There also is Appro's HPC Software Stack, which uses various versions of Linux and offers tools for the Xtreme-X supercomputer, such as job scheduling, failover and load balancing. In addition, Appro sells its Appro Cluster Engine (ACE) management suite, which Cray's Ungaro said was an important factor in the decision to buy Appro.
"They build among the most advanced, scalable industry-standard clusters in the world, featuring their unique ACE management software," he said, adding that ACE is "very, very strong in the cluster market. So I feel like we're not only getting a great team and a nice addition to our product business that's very complementary with our XC30 and all the other systems that we have, but we're also getting some great differentiated software."
Changes at Cray
Cray has undergone some changes recently, such as selling its networking assets—including the Gemini and Aries interconnect technologies—to Intel for $140 million. Cray now licenses the technology from Intel. The company also is looking to grow its storage capabilities, as well as address the expanding big data trend.

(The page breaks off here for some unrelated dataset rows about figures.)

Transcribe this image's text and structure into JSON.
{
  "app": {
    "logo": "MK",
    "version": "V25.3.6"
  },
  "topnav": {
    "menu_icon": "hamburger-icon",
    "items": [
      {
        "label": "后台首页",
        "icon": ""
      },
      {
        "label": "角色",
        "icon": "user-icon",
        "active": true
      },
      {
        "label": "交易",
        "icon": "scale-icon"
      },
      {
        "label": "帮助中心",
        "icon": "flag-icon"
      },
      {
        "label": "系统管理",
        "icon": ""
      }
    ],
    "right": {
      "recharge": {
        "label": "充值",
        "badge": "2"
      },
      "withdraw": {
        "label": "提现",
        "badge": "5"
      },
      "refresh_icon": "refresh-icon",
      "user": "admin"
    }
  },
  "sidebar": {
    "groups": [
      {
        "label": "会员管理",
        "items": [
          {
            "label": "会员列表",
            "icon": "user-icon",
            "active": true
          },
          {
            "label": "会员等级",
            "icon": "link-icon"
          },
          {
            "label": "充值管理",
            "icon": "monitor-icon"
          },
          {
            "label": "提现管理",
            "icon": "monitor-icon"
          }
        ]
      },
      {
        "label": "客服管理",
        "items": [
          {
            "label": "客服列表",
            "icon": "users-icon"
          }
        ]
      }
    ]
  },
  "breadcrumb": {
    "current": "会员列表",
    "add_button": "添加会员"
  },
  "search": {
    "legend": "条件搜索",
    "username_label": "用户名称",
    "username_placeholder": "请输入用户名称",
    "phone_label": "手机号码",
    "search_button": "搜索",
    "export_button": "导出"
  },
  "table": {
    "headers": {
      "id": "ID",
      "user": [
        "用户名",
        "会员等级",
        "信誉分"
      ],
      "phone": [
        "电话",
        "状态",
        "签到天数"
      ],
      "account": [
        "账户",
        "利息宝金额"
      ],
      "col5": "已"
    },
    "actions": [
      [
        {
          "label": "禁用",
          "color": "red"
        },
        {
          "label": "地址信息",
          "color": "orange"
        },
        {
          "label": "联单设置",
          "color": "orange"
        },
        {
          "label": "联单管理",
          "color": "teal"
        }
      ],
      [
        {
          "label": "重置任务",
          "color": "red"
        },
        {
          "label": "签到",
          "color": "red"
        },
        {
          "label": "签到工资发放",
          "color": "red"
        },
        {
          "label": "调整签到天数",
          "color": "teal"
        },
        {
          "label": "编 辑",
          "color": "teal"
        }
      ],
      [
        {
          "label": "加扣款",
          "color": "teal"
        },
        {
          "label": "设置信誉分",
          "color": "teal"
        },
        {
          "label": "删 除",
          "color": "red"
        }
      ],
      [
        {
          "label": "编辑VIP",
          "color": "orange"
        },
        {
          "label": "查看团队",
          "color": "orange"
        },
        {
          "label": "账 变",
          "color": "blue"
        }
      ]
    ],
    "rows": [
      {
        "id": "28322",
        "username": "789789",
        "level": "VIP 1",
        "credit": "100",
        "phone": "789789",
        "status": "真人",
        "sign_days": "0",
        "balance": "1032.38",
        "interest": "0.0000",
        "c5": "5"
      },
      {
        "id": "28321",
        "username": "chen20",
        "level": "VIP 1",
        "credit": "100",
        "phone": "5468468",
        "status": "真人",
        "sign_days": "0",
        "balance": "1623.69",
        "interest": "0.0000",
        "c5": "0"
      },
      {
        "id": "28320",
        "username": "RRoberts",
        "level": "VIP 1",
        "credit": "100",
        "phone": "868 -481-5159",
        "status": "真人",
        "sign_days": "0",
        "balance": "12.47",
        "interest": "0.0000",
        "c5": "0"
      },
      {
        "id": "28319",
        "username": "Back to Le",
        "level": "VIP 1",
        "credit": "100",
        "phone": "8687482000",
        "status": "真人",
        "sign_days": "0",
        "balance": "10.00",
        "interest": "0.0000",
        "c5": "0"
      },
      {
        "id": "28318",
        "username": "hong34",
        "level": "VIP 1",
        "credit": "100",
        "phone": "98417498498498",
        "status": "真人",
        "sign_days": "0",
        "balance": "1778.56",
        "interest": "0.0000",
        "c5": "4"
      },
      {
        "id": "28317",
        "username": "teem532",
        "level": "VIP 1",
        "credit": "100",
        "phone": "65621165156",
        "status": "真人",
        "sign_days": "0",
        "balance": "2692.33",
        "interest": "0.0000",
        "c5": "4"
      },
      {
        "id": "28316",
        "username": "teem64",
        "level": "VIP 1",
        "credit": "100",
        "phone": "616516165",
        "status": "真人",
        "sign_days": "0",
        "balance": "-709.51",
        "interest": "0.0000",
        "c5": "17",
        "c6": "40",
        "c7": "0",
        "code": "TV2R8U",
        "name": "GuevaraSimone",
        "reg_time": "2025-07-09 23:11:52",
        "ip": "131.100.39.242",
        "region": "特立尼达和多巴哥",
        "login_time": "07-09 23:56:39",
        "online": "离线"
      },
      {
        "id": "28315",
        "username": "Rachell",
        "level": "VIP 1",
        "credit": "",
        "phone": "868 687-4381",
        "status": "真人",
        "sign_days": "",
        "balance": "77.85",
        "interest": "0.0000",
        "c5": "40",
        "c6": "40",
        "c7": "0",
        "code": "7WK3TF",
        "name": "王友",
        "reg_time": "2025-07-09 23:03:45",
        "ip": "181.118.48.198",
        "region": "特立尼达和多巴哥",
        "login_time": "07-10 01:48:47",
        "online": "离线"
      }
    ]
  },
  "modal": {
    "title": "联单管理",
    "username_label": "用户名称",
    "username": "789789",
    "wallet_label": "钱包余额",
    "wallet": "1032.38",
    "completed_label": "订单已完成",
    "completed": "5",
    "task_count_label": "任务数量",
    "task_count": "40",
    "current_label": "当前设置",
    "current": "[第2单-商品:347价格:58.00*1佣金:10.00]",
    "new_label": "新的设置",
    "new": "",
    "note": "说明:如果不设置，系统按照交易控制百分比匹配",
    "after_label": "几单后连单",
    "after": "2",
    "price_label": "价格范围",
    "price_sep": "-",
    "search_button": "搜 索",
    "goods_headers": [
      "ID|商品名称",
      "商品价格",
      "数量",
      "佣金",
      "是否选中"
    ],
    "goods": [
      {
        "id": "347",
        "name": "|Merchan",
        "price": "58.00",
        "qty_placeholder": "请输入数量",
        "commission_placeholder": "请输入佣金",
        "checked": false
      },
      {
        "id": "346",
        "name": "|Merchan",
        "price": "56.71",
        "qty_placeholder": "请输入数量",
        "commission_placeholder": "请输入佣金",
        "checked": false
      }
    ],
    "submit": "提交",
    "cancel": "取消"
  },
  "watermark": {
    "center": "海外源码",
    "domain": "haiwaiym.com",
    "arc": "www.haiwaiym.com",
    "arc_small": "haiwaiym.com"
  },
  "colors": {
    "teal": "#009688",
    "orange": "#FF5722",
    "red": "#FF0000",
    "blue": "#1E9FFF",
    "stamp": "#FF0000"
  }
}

"We've been talking for quite a while about our two main goals: To be the leader in the supercomputing market and to grow profitably both our top and bottom line," Ungaro said. "This acquisition allows us to execute against both these goals faster than we could do on our own. By leveraging Cray's brand and worldwide sales and service organizations, we expect to attack a larger percentage of the supercomputing market."
He said he expects Appro to add $60 million to Cray's bottom line in 2013. Ungaro said Cray also had been looking at other potential companies to buy, but that Appro was the best fit for what his company is trying to accomplish.
For the third quarter, Cray lost $5.2 million on revenue of $35.7 million, a drop from the $36.7 million in revenue during the same period in 2011.